İnsan madde itibarıyla belki aciz bir hayvandır, fakat hisleri, arzuları ve
sair manevî cihazlarınca tüm yerküre elinde bir top gibidir. Beka arzusu
gibi, tüm dünya verilse doymayacak hisleri vardır. Bir hastayı ve hastalığını
tam olarak tanımadan ona çare bulmak mümkün olmadığı gibi, insanın
mahiyetini bilmeden de ona mutluluk reçeteleri yazmak mümkün değildir.
Medeniyetin nimetlerinden azami istifade etmek ve mahzurlarından sakınmak için,
insanın mahiyetini anlamak şarttır. Çünkü neticede, medeniyet de medenileşme
de insan içindir.
Medineleşme ve onun tabii bir neticesi olan küreselleşme ile alakalı
tedirginliğin menşei Batı felsefesinin insana materyalizme dayalı bakış açısıdır.
Bu felsefede insan "konuşan hayvan," "ekonomik hayvan" veya
"düşünen hayvan" olarak vasıflandırılmıştır. İnsanın
gayesi, hayvan gibi arzularını tatmin ve rahatça yaşamak olarak ifade edilmiş,
hak kuvvette görülmüş ve hayat bir menfaatler çatışması olarak takdim
edilmiştir. Bu da insanlar ve toplumlar arasındaki emniyet ve itimadı sarsmış
ve rekabet, düşmanlık ve korku hislerini ön plana çıkarmıştır. Medeni dünya
bu yaklaşımın bedelini iki dünya savaşı ile ağır bir şekilde ödemiştir.

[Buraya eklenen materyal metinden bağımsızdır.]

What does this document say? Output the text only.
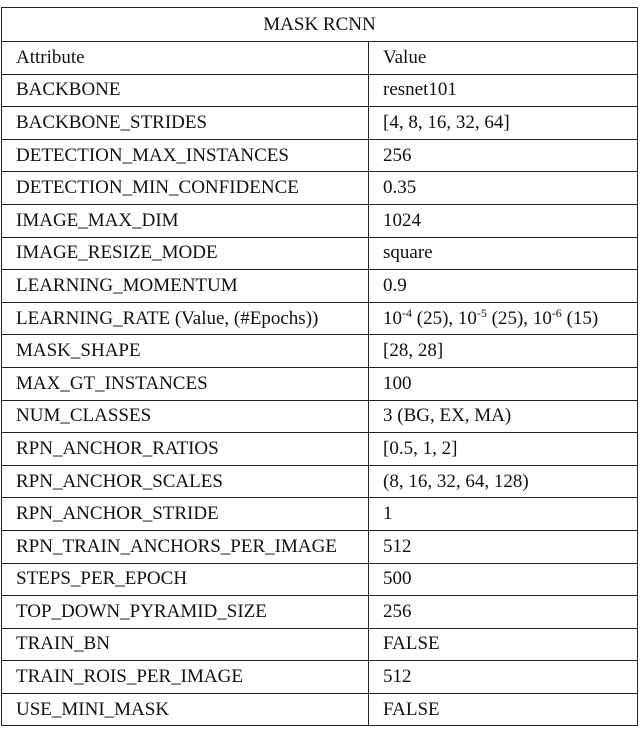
MASK RCNN	
Attribute	Value
BACKBONE	resnet101
BACKBONE_STRIDES	[4, 8, 16, 32, 64]
DETECTION_MAX_INSTANCES	256
DETECTION_MIN_CONFIDENCE	0.35
IMAGE_MAX_DIM	1024
IMAGE_RESIZE_MODE	square
LEARNING_MOMENTUM	0.9
LEARNING_RATE (Value, (#Epochs))	$10^{-4}$ (25), $10^{-5}$ (25), $10^{-6}$ (15)
MASK_SHAPE	[28, 28]
MAX_GT_INSTANCES	100
NUM_CLASSES	3 (BG, EX, MA)
RPN_ANCHOR_RATIOS	[0.5, 1, 2]
RPN_ANCHOR_SCALES	(8, 16, 32, 64, 128)
RPN_ANCHOR_STRIDE	1
RPN_TRAIN_ANCHORS_PER_IMAGE	512
STEPS_PER_EPOCH	500
TOP_DOWN_PYRAMID_SIZE	256
TRAIN_BN	FALSE
TRAIN_ROIS_PER_IMAGE	512
USE_MINI_MASK	FALSE
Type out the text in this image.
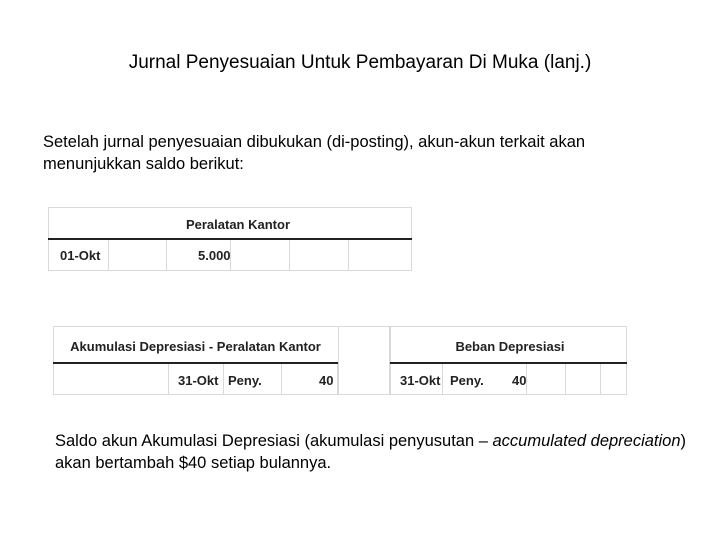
Jurnal Penyesuaian Untuk Pembayaran Di Muka (lanj.)
Setelah jurnal penyesuaian dibukukan (di-posting), akun-akun terkait akan menunjukkan saldo berikut:
Peralatan Kantor
01-Okt	5.000
Akumulasi Depresiasi - Peralatan Kantor
31-Okt Peny.	40
Beban Depresiasi
31-Okt Peny. 40
Saldo akun Akumulasi Depresiasi (akumulasi penyusutan – accumulated depreciation) akan bertambah $40 setiap bulannya.
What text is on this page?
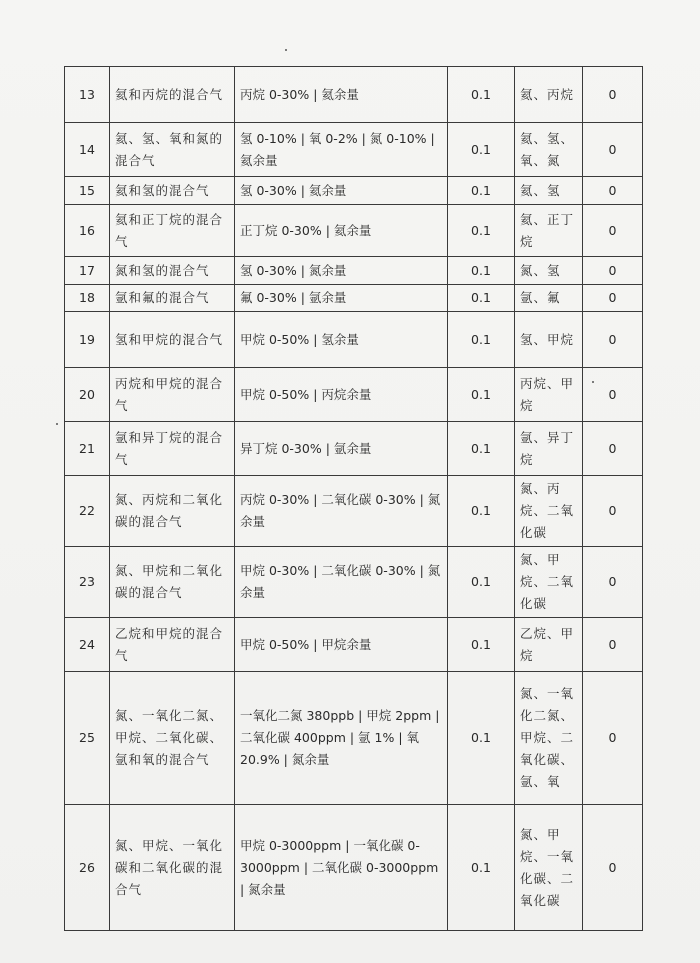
13	氦和丙烷的混合气	丙烷 0-30% | 氦余量	0.1	氦、丙烷	0
14	氦、氢、氧和氮的混合气	氢 0-10% | 氧 0-2% | 氮 0-10% | 氦余量	0.1	氦、氢、氧、氮	0
15	氦和氢的混合气	氢 0-30% | 氦余量	0.1	氦、氢	0
16	氦和正丁烷的混合气	正丁烷 0-30% | 氦余量	0.1	氦、正丁烷	0
17	氮和氢的混合气	氢 0-30% | 氮余量	0.1	氮、氢	0
18	氩和氟的混合气	氟 0-30% | 氩余量	0.1	氩、氟	0
19	氢和甲烷的混合气	甲烷 0-50% | 氢余量	0.1	氢、甲烷	0
20	丙烷和甲烷的混合气	甲烷 0-50% | 丙烷余量	0.1	丙烷、甲烷	0
21	氩和异丁烷的混合气	异丁烷 0-30% | 氩余量	0.1	氩、异丁烷	0
22	氮、丙烷和二氧化碳的混合气	丙烷 0-30% | 二氧化碳 0-30% | 氮余量	0.1	氮、丙烷、二氧化碳	0
23	氮、甲烷和二氧化碳的混合气	甲烷 0-30% | 二氧化碳 0-30% | 氮余量	0.1	氮、甲烷、二氧化碳	0
24	乙烷和甲烷的混合气	甲烷 0-50% | 甲烷余量	0.1	乙烷、甲烷	0
25	氮、一氧化二氮、甲烷、二氧化碳、氩和氧的混合气	一氧化二氮 380ppb | 甲烷 2ppm | 二氧化碳 400ppm | 氩 1% | 氧 20.9% | 氮余量	0.1	氮、一氧化二氮、甲烷、二氧化碳、氩、氧	0
26	氮、甲烷、一氧化碳和二氧化碳的混合气	甲烷 0-3000ppm | 一氧化碳 0-3000ppm | 二氧化碳 0-3000ppm | 氮余量	0.1	氮、甲烷、一氧化碳、二氧化碳	0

İnsanın zulüm, hırs, korku ve menfaatperestlik gibi hisleri ve hayır ve şer
işleme kabiliyetleri sınırsızdır. Küreselleşmiş bir medeniyetin geniş
çapta kabul görmesi, insanın gerçek menfaatinin, emniyetinin ve terakkisinin
bu medeniyet çatısı altında olduğunun gösterilmesine bağlıdır, bu da
medeniyetin faziletlerinin görülmesiyle olur.
Bediüzzaman, insanı madde ve manasıyla beraber analiz etmiş ve insanlığın
hakiki ve daimi saadetinin maddede değil, insanın ulviyetine layık bir
fazilette olduğuna işaret etmiştir. Ve fazilette de sınır ve rekabet olmadığından,
insanlara kavga etmeden sınırsız bir terakki ve ebedî bir saadetin yolunu göstermiştir.

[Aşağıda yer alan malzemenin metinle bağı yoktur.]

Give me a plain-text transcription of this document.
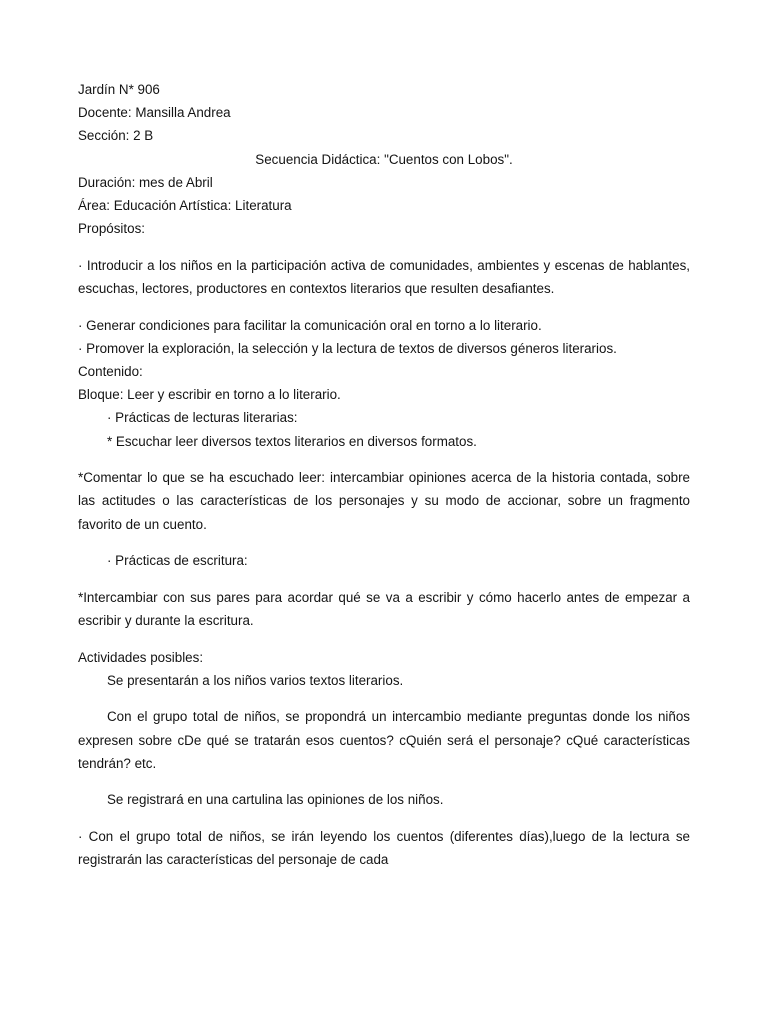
Jardín N* 906

Docente: Mansilla Andrea

Sección: 2 B

Secuencia Didáctica: "Cuentos con Lobos".

Duración: mes de Abril

Área: Educación Artística: Literatura

Propósitos:

· Introducir a los niños en la participación activa de comunidades, ambientes y escenas de hablantes, escuchas, lectores, productores en contextos literarios que resulten desafiantes.

· Generar condiciones para facilitar la comunicación oral en torno a lo literario.

· Promover la exploración, la selección y la lectura de textos de diversos géneros literarios.

Contenido:

Bloque: Leer y escribir en torno a lo literario.

· Prácticas de lecturas literarias:

* Escuchar leer diversos textos literarios en diversos formatos.

*Comentar lo que se ha escuchado leer: intercambiar opiniones acerca de la historia contada, sobre las actitudes o las características de los personajes y su modo de accionar, sobre un fragmento favorito de un cuento.

· Prácticas de escritura:

*Intercambiar con sus pares para acordar qué se va a escribir y cómo hacerlo antes de empezar a escribir y durante la escritura.

Actividades posibles:

Se presentarán a los niños varios textos literarios.

Con el grupo total de niños, se propondrá un intercambio mediante preguntas donde los niños expresen sobre cDe qué se tratarán esos cuentos? cQuién será el personaje? cQué características tendrán? etc.

Se registrará en una cartulina las opiniones de los niños.

· Con el grupo total de niños, se irán leyendo los cuentos (diferentes días),luego de la lectura se registrarán las características del personaje de cada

İnsanlar birbiri içine girmiş daireler içinde yaşarlar. Şahsî daireden
sonra en küçük daire ailedir, sonra kişinin beldesi, sonra şehri, daha
sonra ülkesi ve en nihayet yerküre gelir. Bireylerin her dairede değişik
konumları, vazifeleri ve lezzetleri vardır. Bu iç içe girmiş dairelerde
hukukun muhafazası, vazifelerin ifası ve israfın önlenmesi adil bir düzenlemeyi
gerektirir. Bu da medeni ölçülerin esas alınmasıyla olur. Belde
sakinlerinin genel menfaat ve emniyetini temin için konulmuş belde kurallarını
hürriyeti tahdit olarak görüp onlara uymamak için belde sınırları dışına
çıkan yarı-medeniler az kazanır, çok kaybeder.

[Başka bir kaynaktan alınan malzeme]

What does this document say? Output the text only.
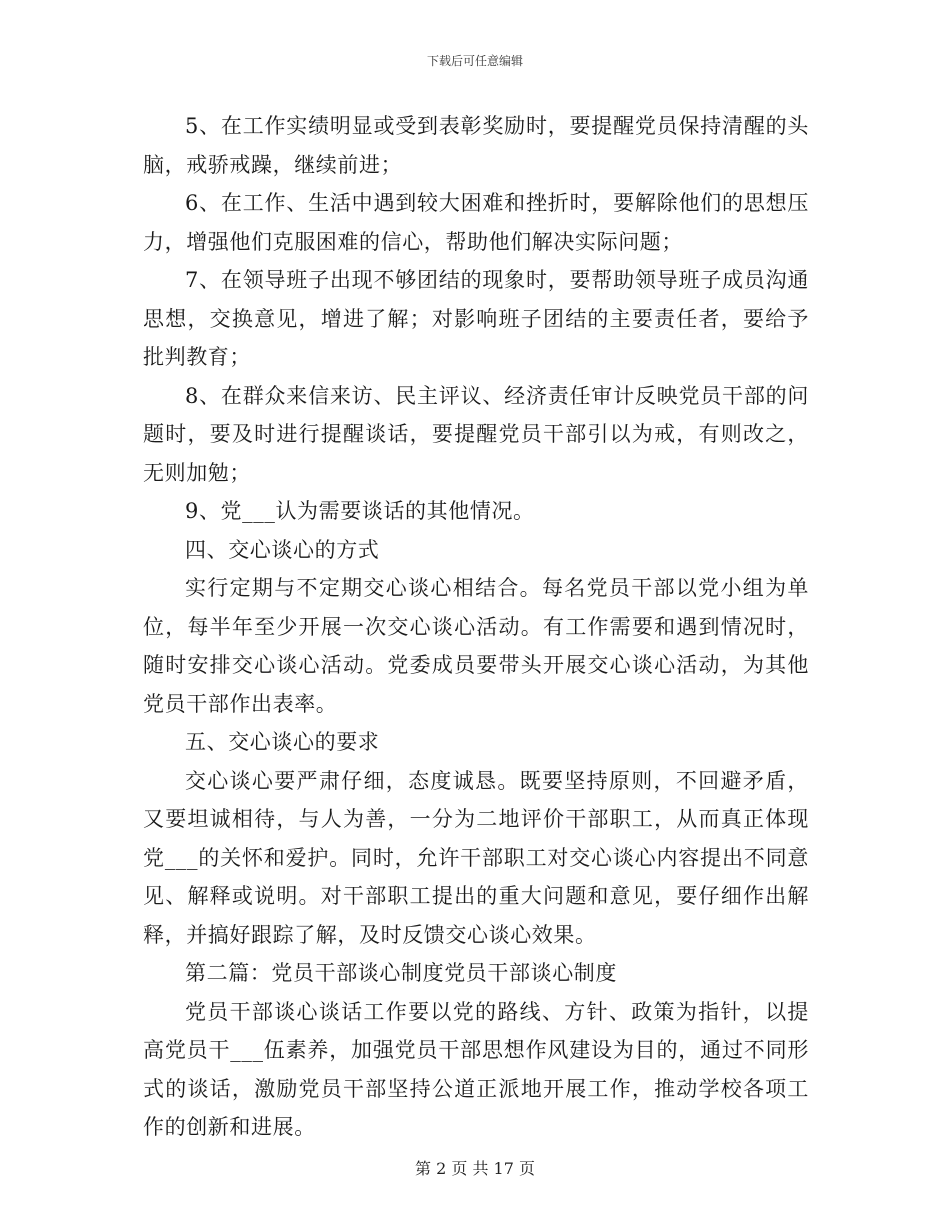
下载后可任意编辑

5、在工作实绩明显或受到表彰奖励时，要提醒党员保持清醒的头脑，戒骄戒躁，继续前进；

6、在工作、生活中遇到较大困难和挫折时，要解除他们的思想压力，增强他们克服困难的信心，帮助他们解决实际问题；

7、在领导班子出现不够团结的现象时，要帮助领导班子成员沟通思想，交换意见，增进了解；对影响班子团结的主要责任者，要给予批判教育；

8、在群众来信来访、民主评议、经济责任审计反映党员干部的问题时，要及时进行提醒谈话，要提醒党员干部引以为戒，有则改之，无则加勉；

9、党___认为需要谈话的其他情况。

四、交心谈心的方式

实行定期与不定期交心谈心相结合。每名党员干部以党小组为单位，每半年至少开展一次交心谈心活动。有工作需要和遇到情况时，随时安排交心谈心活动。党委成员要带头开展交心谈心活动，为其他党员干部作出表率。

五、交心谈心的要求

交心谈心要严肃仔细，态度诚恳。既要坚持原则，不回避矛盾，又要坦诚相待，与人为善，一分为二地评价干部职工，从而真正体现党___的关怀和爱护。同时，允许干部职工对交心谈心内容提出不同意见、解释或说明。对干部职工提出的重大问题和意见，要仔细作出解释，并搞好跟踪了解，及时反馈交心谈心效果。

第二篇：党员干部谈心制度党员干部谈心制度

党员干部谈心谈话工作要以党的路线、方针、政策为指针，以提高党员干___伍素养，加强党员干部思想作风建设为目的，通过不同形式的谈话，激励党员干部坚持公道正派地开展工作，推动学校各项工作的创新和进展。

第 2 页 共 17 页
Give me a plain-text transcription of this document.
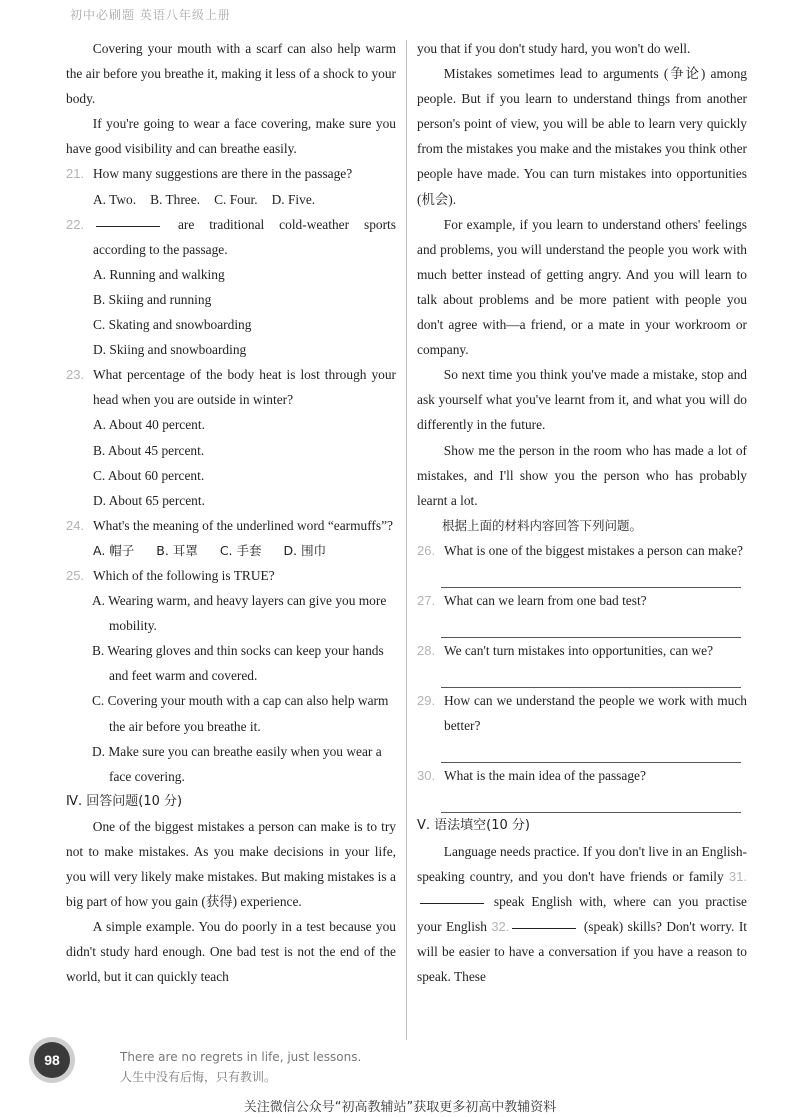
初中必刷题 英语八年级上册

Covering your mouth with a scarf can also help warm the air before you breathe it, making it less of a shock to your body.

If you're going to wear a face covering, make sure you have good visibility and can breathe easily.

21. How many suggestions are there in the passage?
A. Two. B. Three. C. Four. D. Five.
22.	are traditional cold-weather sports according to the passage.
A. Running and walking
B. Skiing and running
C. Skating and snowboarding
D. Skiing and snowboarding
23. What percentage of the body heat is lost through your head when you are outside in winter?
A. About 40 percent.
B. About 45 percent.
C. About 60 percent.
D. About 65 percent.
24. What's the meaning of the underlined word “earmuffs”?
A. 帽子 B. 耳罩 C. 手套 D. 围巾
25. Which of the following is TRUE?
A. Wearing warm, and heavy layers can give you more mobility.
B. Wearing gloves and thin socks can keep your hands and feet warm and covered.
C. Covering your mouth with a cap can also help warm the air before you breathe it.
D. Make sure you can breathe easily when you wear a face covering.
Ⅳ. 回答问题(10 分)

One of the biggest mistakes a person can make is to try not to make mistakes. As you make decisions in your life, you will very likely make mistakes. But making mistakes is a big part of how you gain (获得) experience.

A simple example. You do poorly in a test because you didn't study hard enough. One bad test is not the end of the world, but it can quickly teach

you that if you don't study hard, you won't do well.

Mistakes sometimes lead to arguments (争论) among people. But if you learn to understand things from another person's point of view, you will be able to learn very quickly from the mistakes you make and the mistakes you think other people have made. You can turn mistakes into opportunities (机会).

For example, if you learn to understand others' feelings and problems, you will understand the people you work with much better instead of getting angry. And you will learn to talk about problems and be more patient with people you don't agree with—a friend, or a mate in your workroom or company.

So next time you think you've made a mistake, stop and ask yourself what you've learnt from it, and what you will do differently in the future.

Show me the person in the room who has made a lot of mistakes, and I'll show you the person who has probably learnt a lot.

根据上面的材料内容回答下列问题。

26. What is one of the biggest mistakes a person can make?
27. What can we learn from one bad test?
28. We can't turn mistakes into opportunities, can we?
29. How can we understand the people we work with much better?
30. What is the main idea of the passage?
Ⅴ. 语法填空(10 分)

Language needs practice. If you don't live in an English-speaking country, and you don't have friends or family 31. speak English with, where can you practise your English 32.	(speak) skills? Don't worry. It will be easier to have a conversation if you have a reason to speak. These

98	There are no regrets in life, just lessons.
人生中没有后悔，只有教训。
关注微信公众号“初高教辅站”获取更多初高中教辅资料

Yerküre bir olmasına rağmen, insanlar adedince hususî küreler birbiri içine
girmiştir. Bediüzzaman’ın dediği gibi, herkesin bu dünyada koca bir dünyası
var; âdeta insanlar adedince dünyalar birbiri içine girmiş. Hatta denebilir
ki medineleşme, bu hususî küreler arasında bir uyum, bir dayanışma, bir
birlik sağlanmasıdır ve muhtemel zıtlaşma ve tahribatın önlenmesidir.
Genel alem de bu hususi küre veya alemlerin bir bileşkesidir denebilir.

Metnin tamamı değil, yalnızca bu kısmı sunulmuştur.